Football

soccer_arsenal

I went to football match once. It was fucking shit. Loads of fat cunts were shouting at the retards on the pitch. I left after 10 minutes.

Nominated by: Bobby Chartcunt

Football is a boring, overrated game played by overpaid primadonnas who think they’re something fucking special just because they can kick a ball.

Nothing but surrogate warfare for brain-dead tribalist wankers. Should be fucking banned.

Nominated by: David Fuckham

Sir Alex Ferguson [4]

Sir Alex Ferguson

Fergie is a cunt. I have been a red since boyhood in the 1970s. But I think Ferguson is an old cunt….

He sold Ronaldo for 80 fucking million! And he didn’t even attempt to replace the boy with said 80 million (those Glazer filth sucked it up instead!).

Embarrassed MUFC and pissed off major shareholders (Coolmore Mafia) over some racehorse spunk (which led to…)

Dropping his keks and giving them his (and United’s) arse when the Glazers came to Manchester. Took their dollars, licked their arses, and crippled United with debt. Fergie still won’t hear a bad word against the American carpetbaggers, even now he has retired…

Told two longstanding and loyal matchgoing reds who complained to him about the Glazers to “Fuck off and watch Chelsea if you don’t like it!” (this is true!).

He bought that useless cunt, Bebe… For the price of six Bryan Robsons or seven Eric Cantonas!

Choosing David Moyes as his successor….

He has sold his soul to the devil (Glazer), sold out true supporters, and he is a judas cunt!

Nominated by: Norman Whiteside

Sol Campbell

Sol-Campbell-006

Does this cunt ever shut up?! Built like a brick shithouse, yet he whines like an air raid siren. His latest comments about him being the England Captain for ten years, and not being given the the job because he is black, are total bollocks.

For a start Paul Ince was captain of England when Campbell was playing. So that’s Campbell’s ‘racist’.theory up the spout (Ince was a far better player anyway). Campbell’s claim about him being a dead cert for the England captaincy also show this giant wallflower’s self importance. To be a team captain you need guts, leadership qualities and an ability to inspire those around you (Bobby Moore, Bryan Robson, Franz Beckenbauer, Tony Adams, Dino Zoff etc). Campbell has none of these.

He carps on about how he could have been England skipper (if he was so fucking great, then why wasn’t he?), yet Campbell throws his toys out of the pram when Spurs supporters call him a poofter! That’s real captaincy material, isn’t it?
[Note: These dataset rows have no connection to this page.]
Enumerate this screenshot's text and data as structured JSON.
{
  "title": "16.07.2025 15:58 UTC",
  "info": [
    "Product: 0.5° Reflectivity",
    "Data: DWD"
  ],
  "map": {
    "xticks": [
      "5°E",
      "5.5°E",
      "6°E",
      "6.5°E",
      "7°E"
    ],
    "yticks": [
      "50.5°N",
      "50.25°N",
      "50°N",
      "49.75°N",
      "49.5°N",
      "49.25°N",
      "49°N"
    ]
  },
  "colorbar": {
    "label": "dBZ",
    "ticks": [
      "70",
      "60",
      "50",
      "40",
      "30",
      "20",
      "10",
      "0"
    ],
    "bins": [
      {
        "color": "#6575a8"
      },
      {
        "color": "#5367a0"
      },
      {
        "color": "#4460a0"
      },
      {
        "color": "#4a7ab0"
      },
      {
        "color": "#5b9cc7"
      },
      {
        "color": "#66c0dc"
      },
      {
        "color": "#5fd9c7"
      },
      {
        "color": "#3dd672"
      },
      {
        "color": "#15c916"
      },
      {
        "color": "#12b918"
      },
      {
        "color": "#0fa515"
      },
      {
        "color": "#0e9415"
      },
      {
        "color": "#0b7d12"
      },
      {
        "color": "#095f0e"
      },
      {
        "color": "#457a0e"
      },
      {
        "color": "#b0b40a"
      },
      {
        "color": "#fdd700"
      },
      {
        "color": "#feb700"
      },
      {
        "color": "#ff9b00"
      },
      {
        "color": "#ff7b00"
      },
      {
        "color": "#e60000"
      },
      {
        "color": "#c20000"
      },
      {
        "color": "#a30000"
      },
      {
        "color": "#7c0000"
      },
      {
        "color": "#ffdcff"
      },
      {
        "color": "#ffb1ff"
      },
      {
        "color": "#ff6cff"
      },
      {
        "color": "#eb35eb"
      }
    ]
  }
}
What a big, whinging, mincing cunt.

Nominated by: Norman Whiteside

Football ranking

fifa

The FIFA/Coca-Cola World Ranking Table. WTF? Spain is number one and Germany, two – fair enough, but Argentina three and Portugal four?

Wait a minute, England is 15 and USA is 13?

Ha! I take it all back!

FIFA is god! Omnipotent and omniscient!

Nominated by: Cuddling Aquarians

Spurs Fans

Spurs-fans

Tottenham Hotspur Fans are perfect examples of cunts who can give it out a but can’t take it. There they are giving an injured Theo Walcott dogs abuse. When he’s getting stretchered off, he gently reminds them of the 2-0 scoreline and the mindless, classless cunts start lobbing coins at him. Cunts!